As I’m apt to do when given a problem, I dived deeply into it’s source. In this case that source was literally the source of Django’s ORM. After some digging I a came back with (something of) an elegant solution:

 1
 2
 3
 4
 5
 6
 7
 8
 9
10
11
12
13
14
15
16
17
18
19
20
21
22
23
24
25
def add_adhoc_reverse_relation(source_model, source_column_name, dest_model, dest_attribute):
    """Add a descriptor on dest_model with the name dest_attribute that allows related queries.
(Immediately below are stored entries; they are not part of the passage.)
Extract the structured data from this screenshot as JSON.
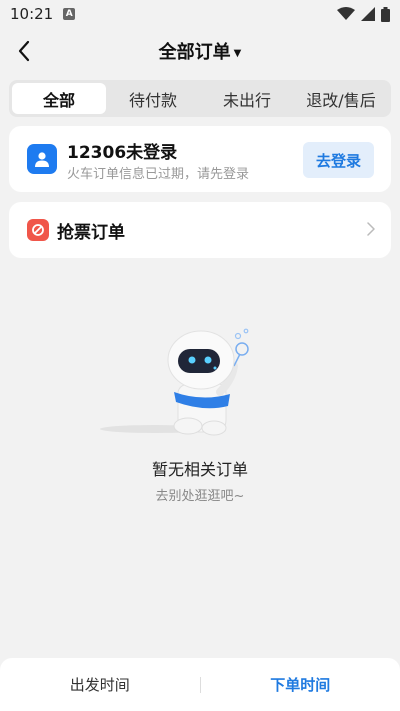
{
  "status_bar": {
    "time": "10:21",
    "notification_icon": "a-notification-icon",
    "wifi_icon": "wifi-icon",
    "signal_icon": "signal-icon",
    "battery_icon": "battery-icon"
  },
  "header": {
    "title": "全部订单",
    "back_icon": "back-arrow-icon",
    "dropdown_icon": "caret-down-icon"
  },
  "tabs": [
    {
      "label": "全部",
      "active": true
    },
    {
      "label": "待付款",
      "active": false
    },
    {
      "label": "未出行",
      "active": false
    },
    {
      "label": "退改/售后",
      "active": false
    }
  ],
  "login_card": {
    "title": "12306未登录",
    "subtitle": "火车订单信息已过期，请先登录",
    "button_label": "去登录",
    "icon": "user-icon"
  },
  "grab_card": {
    "title": "抢票订单",
    "icon": "ticket-grab-icon"
  },
  "empty_state": {
    "title": "暂无相关订单",
    "subtitle": "去别处逛逛吧~",
    "illustration": "robot-blowing-bubbles"
  },
  "bottom_bar": {
    "left_label": "出发时间",
    "right_label": "下单时间",
    "active": "right"
  },
  "colors": {
    "accent": "#1f7ae0",
    "background": "#f2f2f2",
    "grab_icon": "#f0564a"
  }
}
    This function allows one to duplicate the functionality of the related_name keyword
    argument to a foreign_key field, potentially allowing multiple reverse related
    functionality. It also allows a reverse relation to a subclass of where the foreign
    key is defined.
    """
    from django.db.models.fields.related import ForeignRelatedObjectsDescriptor, add_lazy_relation
    from django.db.models.related import RelatedObject
    field = getattr(source_model, source_column_name).field
    def do_related_class(dest_model, source_model):
        rel_obj = RelatedObject(source_model, source_model, field)
        desc = ForeignRelatedObjectsDescriptor(rel_obj)
        setattr(dest_model, dest_attribute, desc)
    def resolve_related_class(field, dest_model, source_model):
        field.rel.to = dest_model
        do_related_class(dest_model, source_model)
    if isinstance(dest_model, basestring) or dest_model._meta.pk is None:
        add_lazy_relation(source_model, field, dest_model, resolve_related_class)
    else:
        do_related_class(dest_model, source_model)
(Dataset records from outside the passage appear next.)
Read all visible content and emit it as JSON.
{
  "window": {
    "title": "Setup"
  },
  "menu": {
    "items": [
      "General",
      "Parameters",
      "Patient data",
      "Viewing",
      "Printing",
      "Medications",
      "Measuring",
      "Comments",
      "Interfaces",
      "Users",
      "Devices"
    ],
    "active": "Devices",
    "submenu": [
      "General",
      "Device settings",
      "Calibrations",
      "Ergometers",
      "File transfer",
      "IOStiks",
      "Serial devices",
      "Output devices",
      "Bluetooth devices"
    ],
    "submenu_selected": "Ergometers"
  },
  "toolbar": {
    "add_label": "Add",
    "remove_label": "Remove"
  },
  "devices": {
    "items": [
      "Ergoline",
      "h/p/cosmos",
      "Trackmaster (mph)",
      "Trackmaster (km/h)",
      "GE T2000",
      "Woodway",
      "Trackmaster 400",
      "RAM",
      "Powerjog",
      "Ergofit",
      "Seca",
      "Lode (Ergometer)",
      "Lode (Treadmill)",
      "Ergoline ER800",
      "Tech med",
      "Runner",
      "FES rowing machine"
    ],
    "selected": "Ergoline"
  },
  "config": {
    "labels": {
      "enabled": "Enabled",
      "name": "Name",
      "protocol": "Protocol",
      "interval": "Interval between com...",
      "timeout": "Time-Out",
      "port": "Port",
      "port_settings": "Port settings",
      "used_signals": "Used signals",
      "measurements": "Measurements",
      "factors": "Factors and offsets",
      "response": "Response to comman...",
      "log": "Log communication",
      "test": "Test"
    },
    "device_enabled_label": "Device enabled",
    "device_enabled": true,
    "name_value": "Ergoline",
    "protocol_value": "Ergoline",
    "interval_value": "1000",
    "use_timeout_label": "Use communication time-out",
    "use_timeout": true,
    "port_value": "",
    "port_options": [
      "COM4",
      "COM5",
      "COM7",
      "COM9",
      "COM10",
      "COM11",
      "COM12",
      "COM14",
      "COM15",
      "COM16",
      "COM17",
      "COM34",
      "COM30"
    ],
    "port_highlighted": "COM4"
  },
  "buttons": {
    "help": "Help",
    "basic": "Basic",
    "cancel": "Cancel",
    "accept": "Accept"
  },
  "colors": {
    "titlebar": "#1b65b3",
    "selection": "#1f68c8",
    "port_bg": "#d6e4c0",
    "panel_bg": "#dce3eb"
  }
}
add_adhoc_reverse_relation(User, 'owned_by', 'media.Book', 'book_set')
add_adhoc_reverse_relation(User, 'owned_by', 'media.Video', 'video_set')
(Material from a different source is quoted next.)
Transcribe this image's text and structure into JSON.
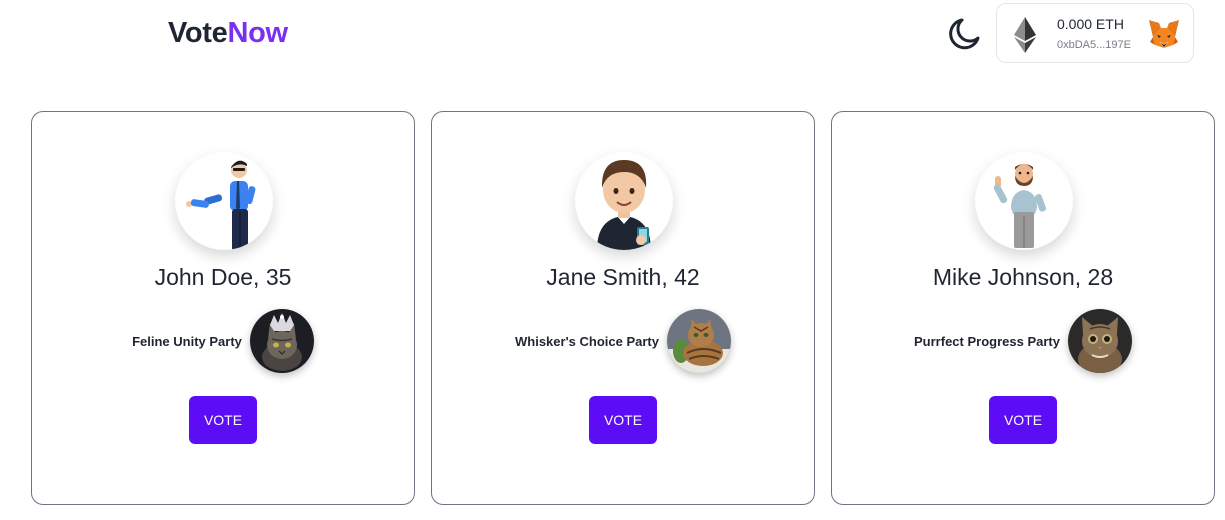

This solution uses the Django ORM internals to copy what Django itself does when a ForeignKey field is initialized. The reason this works well is that after the classes are defined the same field is represented in both child classes by the same attribute name. The reverse relations work properly. Django correctly JOINs to the OneToOne field in the children and everything “just works”(TM). Additionally, this method is cleaner than simply adding a property to the target model, since it exposes the full RelatedObjectManager (which may have had custom methods added to it).

Though this code will not live in our codebase for long, it is an important step to move forward iteratively. Much like engineering improvements to a building, there is a place in code for temporary scaffolding.